Ide ini yang menginspirasi digaungkannya kembali gerakan Revolusi Mental oleh Jokowi. Menurutnya, jiwa bangsa yang terpenting adalah jiwa merdeka, yang bebas meraih kemajuan. Jiwa merdeka yang disebutnya positivisme itu, dalam praktiknya adalah menjadi manusia yang berintegritas, mau bekerja keras, dan punya semangat gotong royong. Berubah dari kebiasaan buruk seperti suka korupsi, kolusi dan nepotisme, tidak disiplin, etos kerja tidak baik, yang membawa akibat pada bobroknya birokrasi. Menuju Indonesia yang berdaulat secara politik, mandiri dalam bidang ekonomi, dan berkepribadian dalam kebudayaan (sebagai kelanjutan konsep Trisakti yang digagas oleh Bung Karno). Pembangunan karakter ini dijalankannya serentak dengan pembangunan infrastruktur, terutama di daerah tertinggal.
Dalam kunjungan kerja ke Brebes, 11 April 2016, Presiden meluncurkan Program Sinergi Aksi untuk Ekonomi Rakyat di Desa Larangan (Gb. 3). Program ini merupakan solusi untuk berbagai persoalan dalam proses pembangunan ekonomi di desa yang diakibatkan oleh ketidaktepatan model pendekatan dan kebijakan di masa lalu. Program ini juga merupakan perwujudan Nawa Cita ketiga dan ketujuh, membangun Indonesia dari pinggiran dengan menguatkan daerah dan desa.[i]

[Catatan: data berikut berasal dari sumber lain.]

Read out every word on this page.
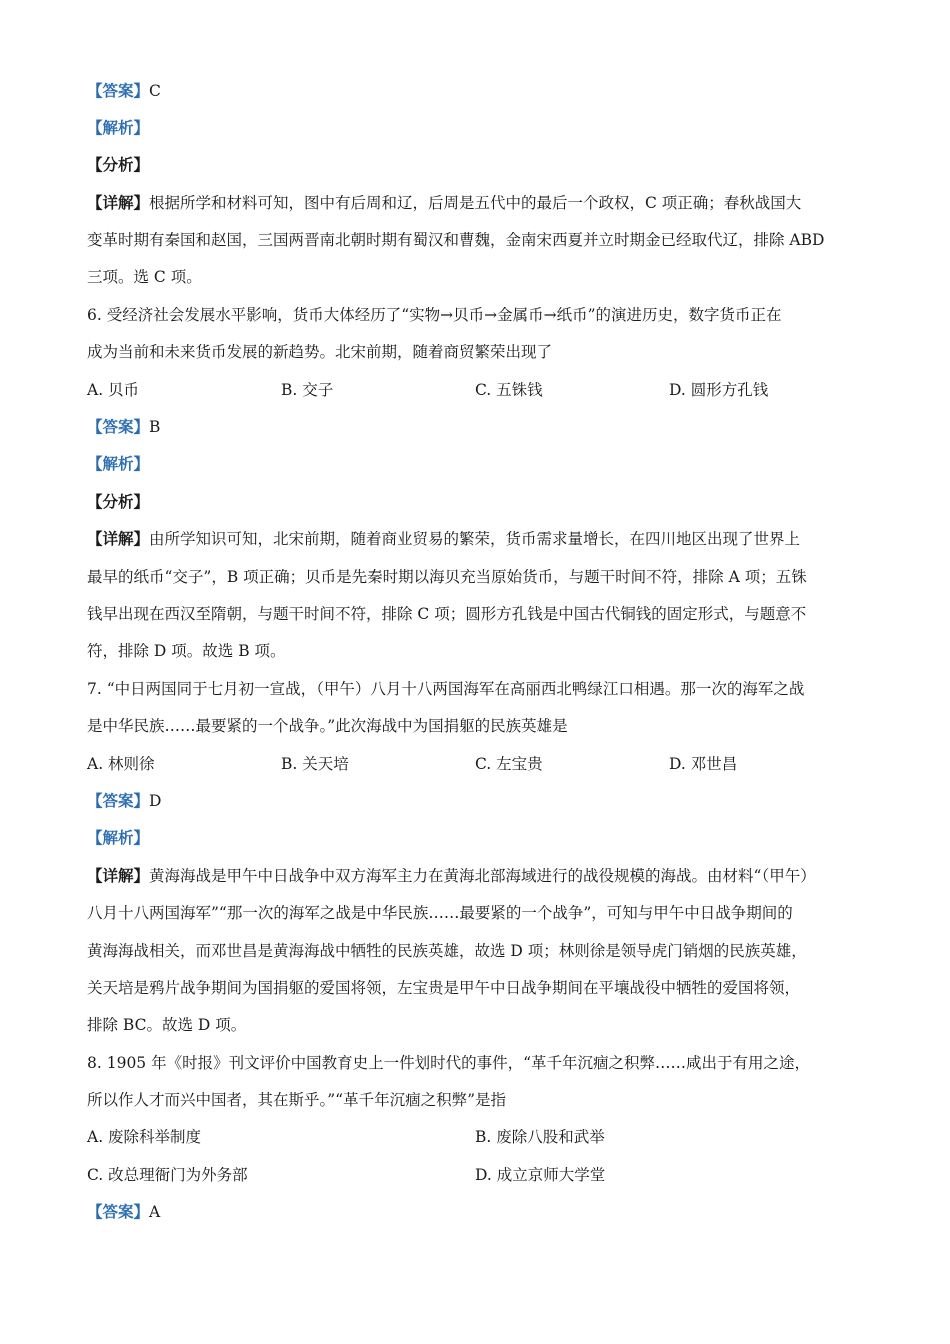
【答案】C
【解析】
【分析】
【详解】根据所学和材料可知，图中有后周和辽，后周是五代中的最后一个政权，C 项正确；春秋战国大
变革时期有秦国和赵国，三国两晋南北朝时期有蜀汉和曹魏，金南宋西夏并立时期金已经取代辽，排除 ABD
三项。选 C 项。
6. 受经济社会发展水平影响，货币大体经历了“实物→贝币→金属币→纸币”的演进历史，数字货币正在
成为当前和未来货币发展的新趋势。北宋前期，随着商贸繁荣出现了
A. 贝币	B. 交子	C. 五铢钱	D. 圆形方孔钱
【答案】B
【解析】
【分析】
【详解】由所学知识可知，北宋前期，随着商业贸易的繁荣，货币需求量增长，在四川地区出现了世界上
最早的纸币“交子”，B 项正确；贝币是先秦时期以海贝充当原始货币，与题干时间不符，排除 A 项；五铢
钱早出现在西汉至隋朝，与题干时间不符，排除 C 项；圆形方孔钱是中国古代铜钱的固定形式，与题意不
符，排除 D 项。故选 B 项。
7. “中日两国同于七月初一宣战，（甲午）八月十八两国海军在高丽西北鸭绿江口相遇。那一次的海军之战
是中华民族……最要紧的一个战争。”此次海战中为国捐躯的民族英雄是
A. 林则徐	B. 关天培	C. 左宝贵	D. 邓世昌
【答案】D
【解析】
【详解】黄海海战是甲午中日战争中双方海军主力在黄海北部海域进行的战役规模的海战。由材料“（甲午）
八月十八两国海军”“那一次的海军之战是中华民族……最要紧的一个战争”，可知与甲午中日战争期间的
黄海海战相关，而邓世昌是黄海海战中牺牲的民族英雄，故选 D 项；林则徐是领导虎门销烟的民族英雄，
关天培是鸦片战争期间为国捐躯的爱国将领，左宝贵是甲午中日战争期间在平壤战役中牺牲的爱国将领，
排除 BC。故选 D 项。
8. 1905 年《时报》刊文评价中国教育史上一件划时代的事件，“革千年沉痼之积弊……咸出于有用之途，
所以作人才而兴中国者，其在斯乎。”“革千年沉痼之积弊”是指
A. 废除科举制度	B. 废除八股和武举
C. 改总理衙门为外务部	D. 成立京师大学堂
【答案】A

3. Jiwa merdeka, bebas menempatkan diri.
Presiden Joko Widodo di tengah masyarakat desa Larangan, Brebes, 11 April 2016.
Sumber gambar: PresidenRI,go.id.
|
Dewasa ini masih terlalu dini menilai keberhasilan atau kegagalan gerakan yang baru dicanangkan oleh Jokowi sejak masa kampanye Pilpres 2014 itu. Korea Selatan yang dinilai berhasil menjalankan gerakan Saemaul Undong[ii] itu pun telah menjalankannya sejak 1970. Gerakan ini telah mengubah mental orang Korea yang sebelumnya pesimis dan berpikiran negatif irasional, menjadi optimis dan positif rasional. Keberhasilannya ini menjadikan Korea Selatan sebagai salah satu pionir gerakan pembangunan melalui pemberdayaan desa, yang kemudian dirujuk oleh berbagai negara termasuk Indonesia.
———
[i] Nawa Cita (Sanskerta: nawa = sembilan, cita = harapan, agenda, keinginan) adalah program yang digagas oleh pasangan calon presiden/calon wakil presiden Joko Widodo/Jusuf Kalla dalam Pemilu Presiden 2014 untuk menunjukkan prioritas jalan perubahan menuju Indonesia yang berdaulat secara politik, mandiri dalam bidang ekonomi, dan berkepribadian dalam kebudayaan (sebagai kelanjutan konsep Trisakti yang digagas oleh Bung Karno).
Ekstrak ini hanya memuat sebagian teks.